Author : Jaibal Naduvath

Expert Speak Raisina Debates
Published on May 27, 2016
US presidential elections and the Chinese concern

A Donald Trump-Hillary Clinton title clash, the most likely scenario in the US Presidential elections scheduled for later this year, is causing considerable unease in Beijing, for if there is one area where their views converge, it is on China, albeit on issues which in the manifest may seem somewhat removed from each other. Seen in that vein, the difference in electoral rhetoric with Clinton’s dogged persistence on China’s human rights practices, and Trump’s on China's trade practices, are at best superficial, as they both emanate from the same concern — the increasing dissonance between American and Chinese world-views. Among all the candidates who were or remain in the fray, these two have been the most strident critics of China, and, it need not take much genius to reckon that if the Chinese establishment ever had a candidate preference for the title, it would feature neither.

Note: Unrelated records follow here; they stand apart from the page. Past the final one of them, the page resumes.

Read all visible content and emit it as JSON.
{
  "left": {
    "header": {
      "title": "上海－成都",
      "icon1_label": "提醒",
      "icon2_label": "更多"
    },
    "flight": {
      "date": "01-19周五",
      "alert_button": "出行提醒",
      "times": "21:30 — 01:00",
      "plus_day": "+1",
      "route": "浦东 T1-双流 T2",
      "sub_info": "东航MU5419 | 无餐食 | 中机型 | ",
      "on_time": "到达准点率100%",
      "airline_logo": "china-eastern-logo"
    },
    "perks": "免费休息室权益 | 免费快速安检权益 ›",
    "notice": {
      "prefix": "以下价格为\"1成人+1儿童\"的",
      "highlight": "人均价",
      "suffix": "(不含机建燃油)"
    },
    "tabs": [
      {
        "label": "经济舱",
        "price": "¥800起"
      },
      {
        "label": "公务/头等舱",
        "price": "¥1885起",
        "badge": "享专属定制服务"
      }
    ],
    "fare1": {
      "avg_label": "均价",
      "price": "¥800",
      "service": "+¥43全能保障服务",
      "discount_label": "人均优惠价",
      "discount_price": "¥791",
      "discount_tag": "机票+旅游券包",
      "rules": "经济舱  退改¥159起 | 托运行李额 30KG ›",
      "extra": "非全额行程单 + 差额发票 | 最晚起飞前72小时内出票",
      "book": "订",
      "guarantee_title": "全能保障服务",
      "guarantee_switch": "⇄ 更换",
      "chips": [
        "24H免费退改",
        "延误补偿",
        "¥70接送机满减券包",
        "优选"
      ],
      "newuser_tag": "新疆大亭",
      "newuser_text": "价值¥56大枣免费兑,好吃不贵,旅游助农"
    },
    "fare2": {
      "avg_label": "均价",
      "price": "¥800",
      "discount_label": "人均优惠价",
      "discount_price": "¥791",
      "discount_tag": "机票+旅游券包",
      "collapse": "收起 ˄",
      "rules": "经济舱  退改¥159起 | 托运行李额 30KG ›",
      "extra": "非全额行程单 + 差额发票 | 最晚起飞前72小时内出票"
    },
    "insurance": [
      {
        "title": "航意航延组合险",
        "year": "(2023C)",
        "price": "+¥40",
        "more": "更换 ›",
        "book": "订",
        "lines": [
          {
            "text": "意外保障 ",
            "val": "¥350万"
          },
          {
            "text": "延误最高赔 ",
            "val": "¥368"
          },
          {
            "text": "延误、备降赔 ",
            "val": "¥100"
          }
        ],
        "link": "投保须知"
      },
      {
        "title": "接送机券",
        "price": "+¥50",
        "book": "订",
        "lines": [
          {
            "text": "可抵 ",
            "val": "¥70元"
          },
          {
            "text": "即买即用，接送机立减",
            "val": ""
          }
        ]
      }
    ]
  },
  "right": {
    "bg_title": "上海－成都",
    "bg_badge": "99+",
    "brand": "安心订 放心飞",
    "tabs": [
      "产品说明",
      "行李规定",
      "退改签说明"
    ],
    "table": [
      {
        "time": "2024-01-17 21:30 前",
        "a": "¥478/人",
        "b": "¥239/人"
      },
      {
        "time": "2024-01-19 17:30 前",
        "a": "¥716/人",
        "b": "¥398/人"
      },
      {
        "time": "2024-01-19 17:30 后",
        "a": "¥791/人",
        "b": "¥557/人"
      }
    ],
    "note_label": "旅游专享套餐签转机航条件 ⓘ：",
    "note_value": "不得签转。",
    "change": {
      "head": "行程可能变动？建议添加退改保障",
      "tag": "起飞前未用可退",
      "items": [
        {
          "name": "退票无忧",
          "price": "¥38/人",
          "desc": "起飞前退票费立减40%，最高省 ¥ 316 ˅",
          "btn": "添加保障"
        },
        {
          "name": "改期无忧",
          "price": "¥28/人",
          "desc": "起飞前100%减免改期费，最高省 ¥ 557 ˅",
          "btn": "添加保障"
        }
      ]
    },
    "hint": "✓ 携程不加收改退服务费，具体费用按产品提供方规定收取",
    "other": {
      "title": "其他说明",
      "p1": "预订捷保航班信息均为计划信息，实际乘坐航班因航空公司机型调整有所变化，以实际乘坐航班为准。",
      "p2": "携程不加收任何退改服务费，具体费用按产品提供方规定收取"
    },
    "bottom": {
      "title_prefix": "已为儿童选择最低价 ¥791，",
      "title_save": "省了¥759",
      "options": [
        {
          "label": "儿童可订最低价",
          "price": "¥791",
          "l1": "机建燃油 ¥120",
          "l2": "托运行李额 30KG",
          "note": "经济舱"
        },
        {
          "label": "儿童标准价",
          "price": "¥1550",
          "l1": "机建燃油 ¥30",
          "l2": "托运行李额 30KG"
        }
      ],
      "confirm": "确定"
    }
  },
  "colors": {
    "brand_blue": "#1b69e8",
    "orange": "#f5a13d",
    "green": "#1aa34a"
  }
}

Democracy and Freedoms have dominated Clinton’s narrative on China from her days as the First Lady, much to the consternation of the Chinese, who have not found an effective antidote to her stridency on the issue. In her address to the full house at the UN 4th World Conference on Women in 1995, in Beijing, she famously declared "women’s rights as human rights" and vice versa, with freedoms of speech and expression as fundamental to this, taking a tacit swipe at her hosts, who had denied visas to one activist too many to the conference, to their discomfiture. Two decades later, as Beijing organised a commemorative of the said conference in 2015, she repeated the exact same charges going so far as to call the organisers and President Xi "shameless".

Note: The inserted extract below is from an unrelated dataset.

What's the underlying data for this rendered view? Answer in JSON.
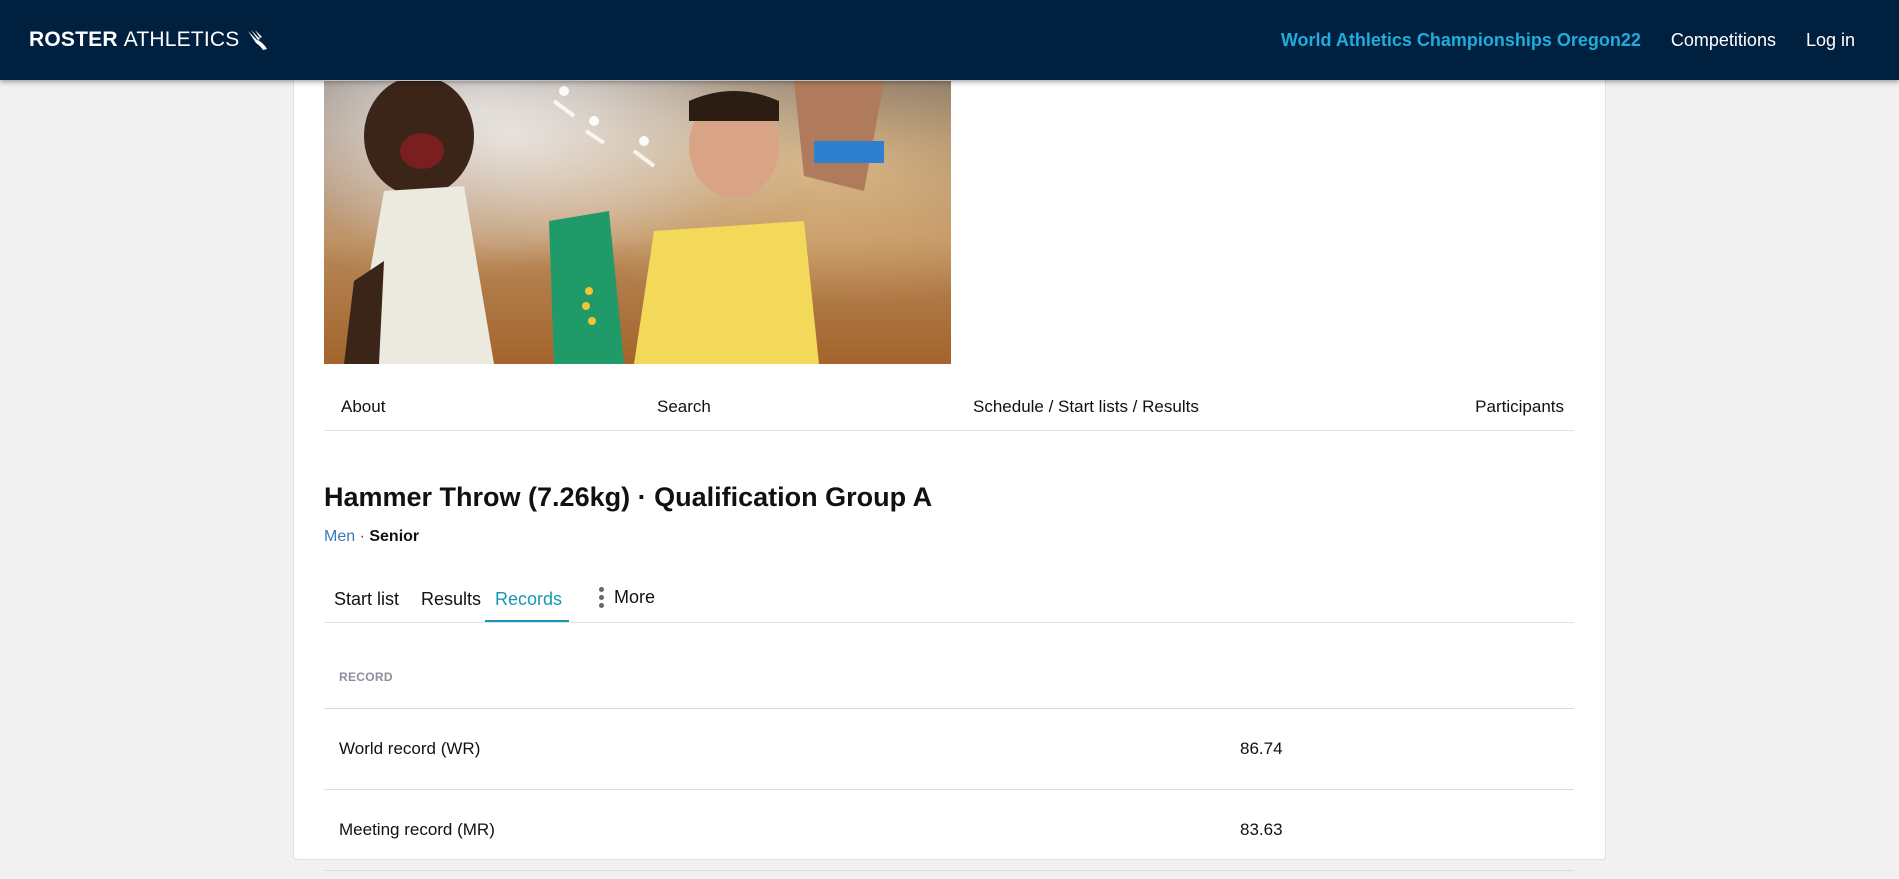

During her presidential campaign in 2008, she publicly called on the then President Bush to skip the Beijing Olympics opening ceremony, in symbolic protest to the Chinese imposing curbs on Tibetan rights, and helping Omar al-Bashir's genocide accused regime. A year into her role as Secretary of State, in 2010, she bracketed China with countries such as Tunisia, and Uzbekistan when it came to freedoms on the net, not surprisingly drawing a sharp rebuke from Beijing which accused the United States of double standards, arguing somewhat ingeniously that everybody protects themselves against "online threats to society". Indeed, she has also variously referred to other thorny issues such as trade, and maritime disputes, but those remain unmatched in both consistency and stridency when it comes to her pursuit of Chinese human rights practice and observance.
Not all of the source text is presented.